Solar PV prices hit a new “all-time low” in the US in 2015, a new report has revealed, with some residential systems installed for as little as $3.30/W, and the cheapest utility-scale PV coming in below $1.60/W, while four out of five regions had PPA prices of less that $50/MWh.
The prices were revealed in the latest “state of the market reports” from the the US Department of Energy’s Lawrence Berkeley National Laboratory (Berkeley Lab).
And while for rooftop solar they’re not as low as Australia (see chart above), for the US, they mark the sixth consecutive year of “significant price reductions” for distributed PV systems.
These included a $0.20-per-watt (W) or 5 per cent year-on-year price decline for installed residential systems; $0.30/W (7%) for smaller non-residential systems, and $0.30/W (9%) for larger non-residential systems.
Prices for utility-scale PV systems that came online in 2015 were also found to have fallen – by $0.30/W (12%) from the prior year. As for PPAs, the report – and the chart below – shows these were priced at or below $50/MWh throughout the year (levelized, in real 2015 dollars), with a few priced as aggressively as ~$30/MWh.
“Falling PPA prices have enabled the utility-scale market to expand beyond the traditional strongholds of California and the Southwest into up-and-coming regions like Texas, the Southeast, and even the Midwest,” said Berkeley Lab’s Mark Bolinger.
And preliminary data for 2016 so far suggest that prices have continued to fall within most American states and market segments.
“This marked the sixth consecutive year of significant price reductions for distributed PV systems in the US,” said Galen Barbose of Berkeley Lab’s Electricity Markets and Policy Group, the lead author of one of the reports.
The report attributes the price declines to reductions in other hardware costs and to solar “soft” costs, rather than to a reduction in the costs of the panels themselves.
Both reports – Tracking the Sun, and Utility-Scale Solar 2015 – also highlight “tremendous variability” in PV system pricing.
For example, among residential systems installed in 2015, 20 per cent sold for less than $3.30/W, while another 20 percent sold for more than $5.00/W – a discrepancy that reflects a “host of factors,” including differences in system design and component selection, market and regulatory conditions, and installer characteristics.

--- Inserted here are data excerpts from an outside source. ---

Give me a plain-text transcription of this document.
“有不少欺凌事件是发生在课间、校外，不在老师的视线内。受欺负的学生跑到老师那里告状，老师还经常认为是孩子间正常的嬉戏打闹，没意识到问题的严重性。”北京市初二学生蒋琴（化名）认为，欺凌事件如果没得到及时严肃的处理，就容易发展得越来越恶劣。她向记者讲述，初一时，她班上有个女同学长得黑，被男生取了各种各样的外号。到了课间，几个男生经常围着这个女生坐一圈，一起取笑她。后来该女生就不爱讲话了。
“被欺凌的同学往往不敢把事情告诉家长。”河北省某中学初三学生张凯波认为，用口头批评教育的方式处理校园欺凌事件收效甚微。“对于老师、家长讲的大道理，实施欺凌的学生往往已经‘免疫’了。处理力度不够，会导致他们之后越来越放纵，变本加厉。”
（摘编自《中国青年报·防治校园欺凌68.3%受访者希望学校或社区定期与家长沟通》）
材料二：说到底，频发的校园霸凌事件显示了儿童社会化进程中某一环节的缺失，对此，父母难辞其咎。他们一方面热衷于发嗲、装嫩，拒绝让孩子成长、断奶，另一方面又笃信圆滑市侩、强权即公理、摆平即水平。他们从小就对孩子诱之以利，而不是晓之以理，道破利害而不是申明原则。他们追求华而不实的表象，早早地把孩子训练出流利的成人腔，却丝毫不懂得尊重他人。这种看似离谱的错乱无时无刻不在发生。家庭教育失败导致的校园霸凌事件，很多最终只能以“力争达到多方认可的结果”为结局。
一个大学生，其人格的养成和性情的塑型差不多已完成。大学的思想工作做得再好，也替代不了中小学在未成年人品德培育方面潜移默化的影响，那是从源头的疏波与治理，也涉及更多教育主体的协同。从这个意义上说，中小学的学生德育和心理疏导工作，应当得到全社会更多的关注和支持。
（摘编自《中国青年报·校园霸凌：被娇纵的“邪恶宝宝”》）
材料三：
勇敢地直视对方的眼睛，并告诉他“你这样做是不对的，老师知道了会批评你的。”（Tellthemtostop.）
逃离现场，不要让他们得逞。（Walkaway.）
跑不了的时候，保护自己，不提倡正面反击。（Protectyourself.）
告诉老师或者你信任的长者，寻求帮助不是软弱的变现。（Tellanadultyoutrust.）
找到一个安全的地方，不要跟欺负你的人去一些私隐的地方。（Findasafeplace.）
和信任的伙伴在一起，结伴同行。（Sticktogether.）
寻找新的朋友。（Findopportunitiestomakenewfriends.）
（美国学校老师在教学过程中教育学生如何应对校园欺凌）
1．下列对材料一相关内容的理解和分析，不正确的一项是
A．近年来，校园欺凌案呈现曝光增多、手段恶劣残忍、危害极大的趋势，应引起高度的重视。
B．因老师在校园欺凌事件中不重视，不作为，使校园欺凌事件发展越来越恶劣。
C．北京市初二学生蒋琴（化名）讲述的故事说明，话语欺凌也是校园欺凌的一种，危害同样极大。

Utility-scale projects completed in 2015 also vary widely in price, with the cheapest 20 percent priced below $1.60/W, compared to the most expensive 20 per cent priced above $2.60/W.
“Some of the observed price differences between projects can be explained by varying lag times between contract negotiation and project completion, as some of these projects have been under development, or even construction, for several years,” said Berkeley Lab’s Joachim Seel.